Scandal-plagued Japanese powerbroker Ichiro Ozawa yesterday rejected a call from Japanese Prime Minister Naoto Kan to appear before a parliamentary ethics panel, threatening to widen a rift in the fractious ruling party.
Kan, who took office in June as Japan’s fifth prime minister in three years, has been trying to look decisive to bolster his sagging support rates and avoid becoming the latest of the nation’s “revolving door” leaders.
Kan also hopes that taking a tough line on Ozawa, who has denied wrongdoing but faces charges stemming from suspected misreporting by his political funds body, will help win opposition backing to pass laws in a divided parliament.
However, the party strife is exacerbating financial market concern about a lack of leadership as Japan struggles with deep-rooted policy challenges such as social welfare and pension reform and how to engineer growth in a fast-aging society.

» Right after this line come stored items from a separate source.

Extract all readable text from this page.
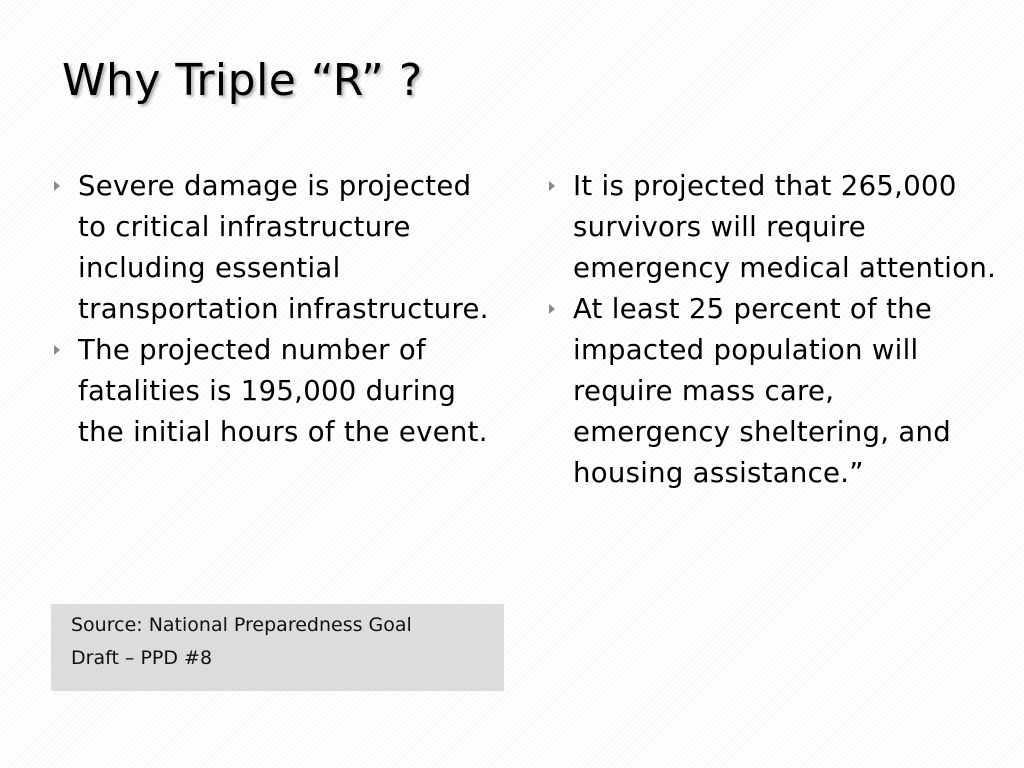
Why Triple “R” ?
Severe damage is projected to critical infrastructure including essential transportation infrastructure.
The projected number of fatalities is 195,000 during the initial hours of the event.
It is projected that 265,000 survivors will require emergency medical attention.
At least 25 percent of the impacted population will require mass care, emergency sheltering, and housing assistance.”
Source: National Preparedness Goal
Draft – PPD #8
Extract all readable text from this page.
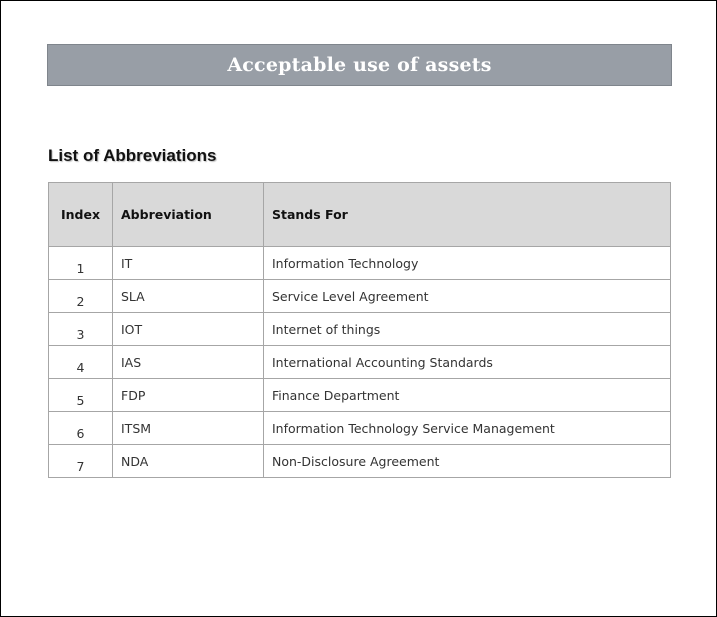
Acceptable use of assets
List of Abbreviations
Index	Abbreviation	Stands For
1	IT	Information Technology
2	SLA	Service Level Agreement
3	IOT	Internet of things
4	IAS	International Accounting Standards
5	FDP	Finance Department
6	ITSM	Information Technology Service Management
7	NDA	Non-Disclosure Agreement
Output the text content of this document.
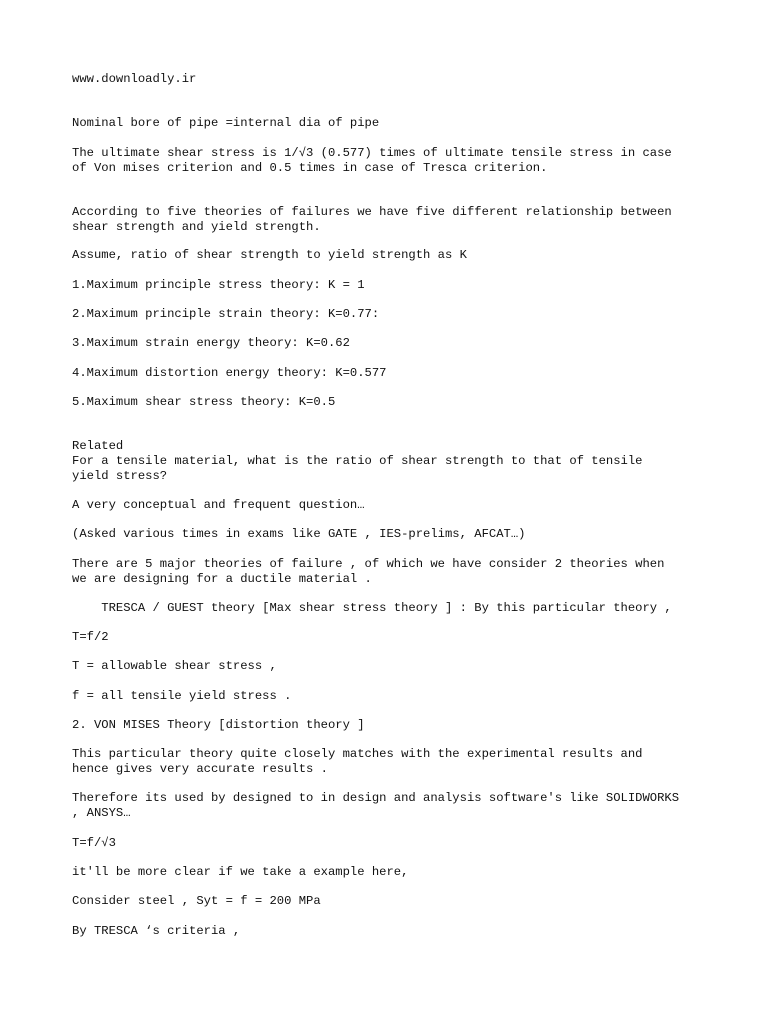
www.downloadly.ir

Nominal bore of pipe =internal dia of pipe

The ultimate shear stress is 1/√3 (0.577) times of ultimate tensile stress in case

of Von mises criterion and 0.5 times in case of Tresca criterion.

According to five theories of failures we have five different relationship between

shear strength and yield strength.

Assume, ratio of shear strength to yield strength as K

1.Maximum principle stress theory: K = 1

2.Maximum principle strain theory: K=0.77:

3.Maximum strain energy theory: K=0.62

4.Maximum distortion energy theory: K=0.577

5.Maximum shear stress theory: K=0.5

Related

For a tensile material, what is the ratio of shear strength to that of tensile

yield stress?

A very conceptual and frequent question…

(Asked various times in exams like GATE , IES-prelims, AFCAT…)

There are 5 major theories of failure , of which we have consider 2 theories when

we are designing for a ductile material .

TRESCA / GUEST theory [Max shear stress theory ] : By this particular theory ,

T=f/2

T = allowable shear stress ,

f = all tensile yield stress .

2. VON MISES Theory [distortion theory ]

This particular theory quite closely matches with the experimental results and

hence gives very accurate results .

Therefore its used by designed to in design and analysis software's like SOLIDWORKS

, ANSYS…

T=f/√3

it'll be more clear if we take a example here,

Consider steel , Syt = f = 200 MPa

By TRESCA ‘s criteria ,
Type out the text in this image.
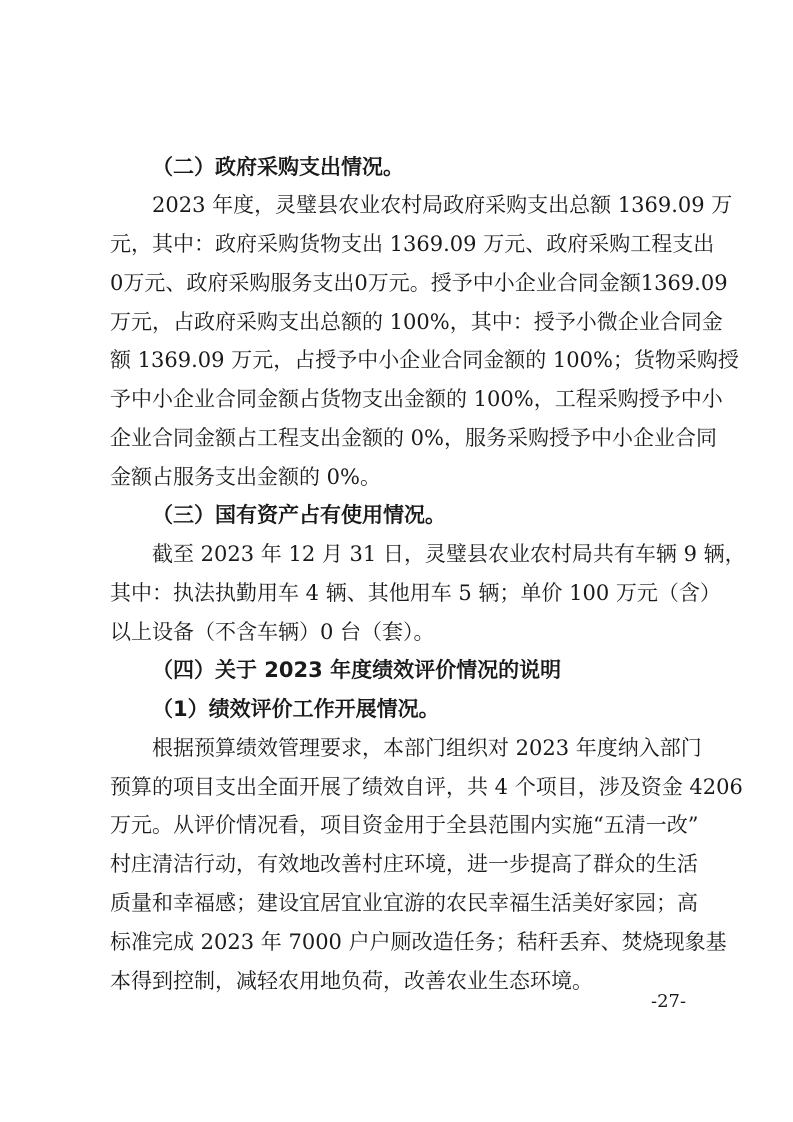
（二）政府采购支出情况。
2023 年度，灵璧县农业农村局政府采购支出总额 1369.09 万
元，其中：政府采购货物支出 1369.09 万元、政府采购工程支出
0万元、政府采购服务支出0万元。授予中小企业合同金额1369.09
万元，占政府采购支出总额的 100%，其中：授予小微企业合同金
额 1369.09 万元，占授予中小企业合同金额的 100%；货物采购授
予中小企业合同金额占货物支出金额的 100%，工程采购授予中小
企业合同金额占工程支出金额的 0%，服务采购授予中小企业合同
金额占服务支出金额的 0%。
（三）国有资产占有使用情况。
截至 2023 年 12 月 31 日，灵璧县农业农村局共有车辆 9 辆，
其中：执法执勤用车 4 辆、其他用车 5 辆；单价 100 万元（含）
以上设备（不含车辆）0 台（套）。
（四）关于 2023 年度绩效评价情况的说明
（1）绩效评价工作开展情况。
根据预算绩效管理要求，本部门组织对 2023 年度纳入部门
预算的项目支出全面开展了绩效自评，共 4 个项目，涉及资金 4206
万元。从评价情况看，项目资金用于全县范围内实施“五清一改”
村庄清洁行动，有效地改善村庄环境，进一步提高了群众的生活
质量和幸福感；建设宜居宜业宜游的农民幸福生活美好家园；高
标准完成 2023 年 7000 户户厕改造任务；秸秆丢弃、焚烧现象基
本得到控制，减轻农用地负荷，改善农业生态环境。
-27-
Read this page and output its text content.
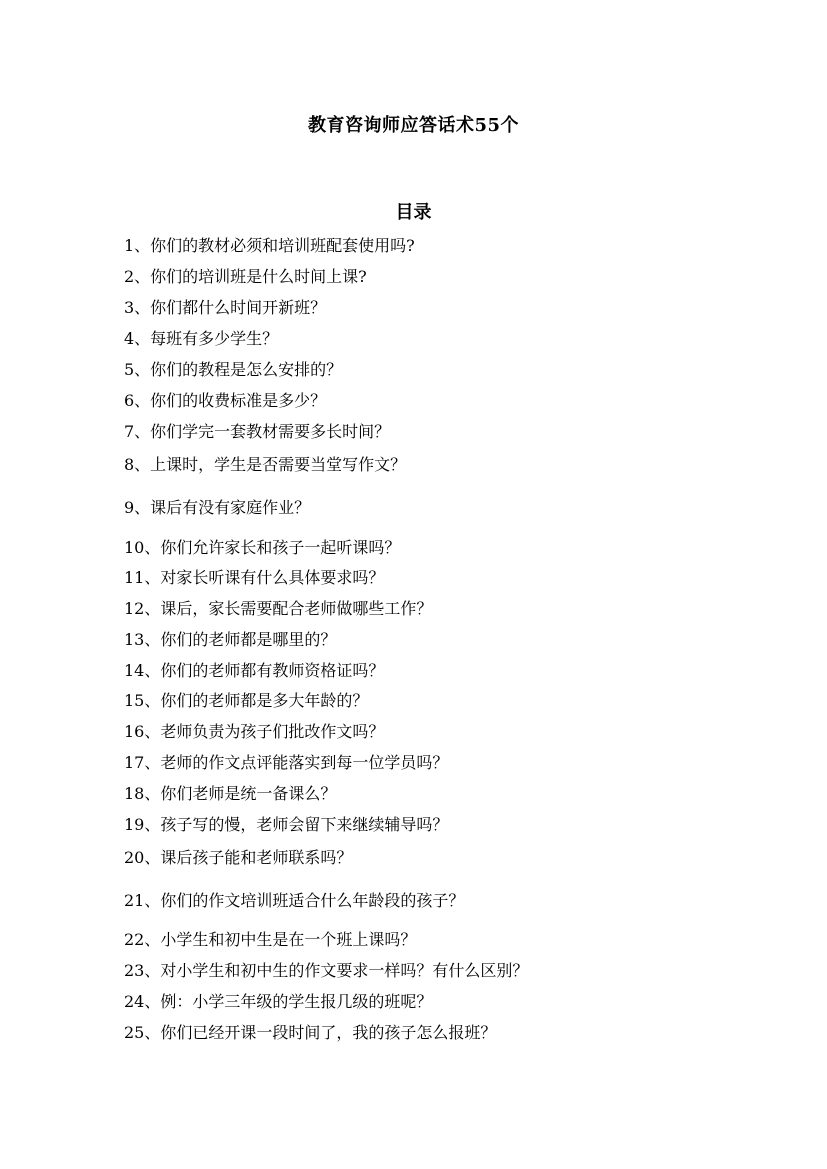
教育咨询师应答话术55个
目录
1、你们的教材必须和培训班配套使用吗?
2、你们的培训班是什么时间上课?
3、你们都什么时间开新班？
4、每班有多少学生？
5、你们的教程是怎么安排的？
6、你们的收费标准是多少？
7、你们学完一套教材需要多长时间？
8、上课时，学生是否需要当堂写作文？
9、课后有没有家庭作业？
10、你们允许家长和孩子一起听课吗？
11、对家长听课有什么具体要求吗？
12、课后，家长需要配合老师做哪些工作？
13、你们的老师都是哪里的？
14、你们的老师都有教师资格证吗？
15、你们的老师都是多大年龄的？
16、老师负责为孩子们批改作文吗？
17、老师的作文点评能落实到每一位学员吗？
18、你们老师是统一备课么？
19、孩子写的慢，老师会留下来继续辅导吗？
20、课后孩子能和老师联系吗？
21、你们的作文培训班适合什么年龄段的孩子？
22、小学生和初中生是在一个班上课吗？
23、对小学生和初中生的作文要求一样吗？有什么区别？
24、例：小学三年级的学生报几级的班呢？
25、你们已经开课一段时间了，我的孩子怎么报班？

“Markets are watching out for the long-term implications of the feud closely. Prolonging the present situation without any clear outcome is the worst for the market,” said Yumi Nishimura, a senior market analyst at Daiwa Securities Capital Markets. “The rivalry has already been dragging for some time, and if it continues ... it will likely have strong negative implications for the government’s policies next year.”
Kan, 64, met Ozawa, a 68-year-old veteran with a reputation for shaking things up, for about 90 minutes.
“I asked him to voluntarily appear before a parliamentary ethics panel, but Mr Ozawa said there is no grounds for him to appear,” Kan told reporters after the meeting.
Kan dodged a question about whether he would try to expel Ozawa from the party if he stuck to his stance. Ruling party executives were to meet later yesterday to discuss what to do next.
A weekend survey by the Mainichi newspaper showed support for Kan’s government had slipped 2 points to 24 percent, in line with other recent surveys.
Support for Kan’s Democratic Party of Japan (DPJ) was at 21 percent compared with 18 percent for the main opposition Liberal Democratic Party (LDP), suggesting the once-dominant LDP has failed to capitalize on its rival’s woes.
Analysts said the bickering could drag on into the new year.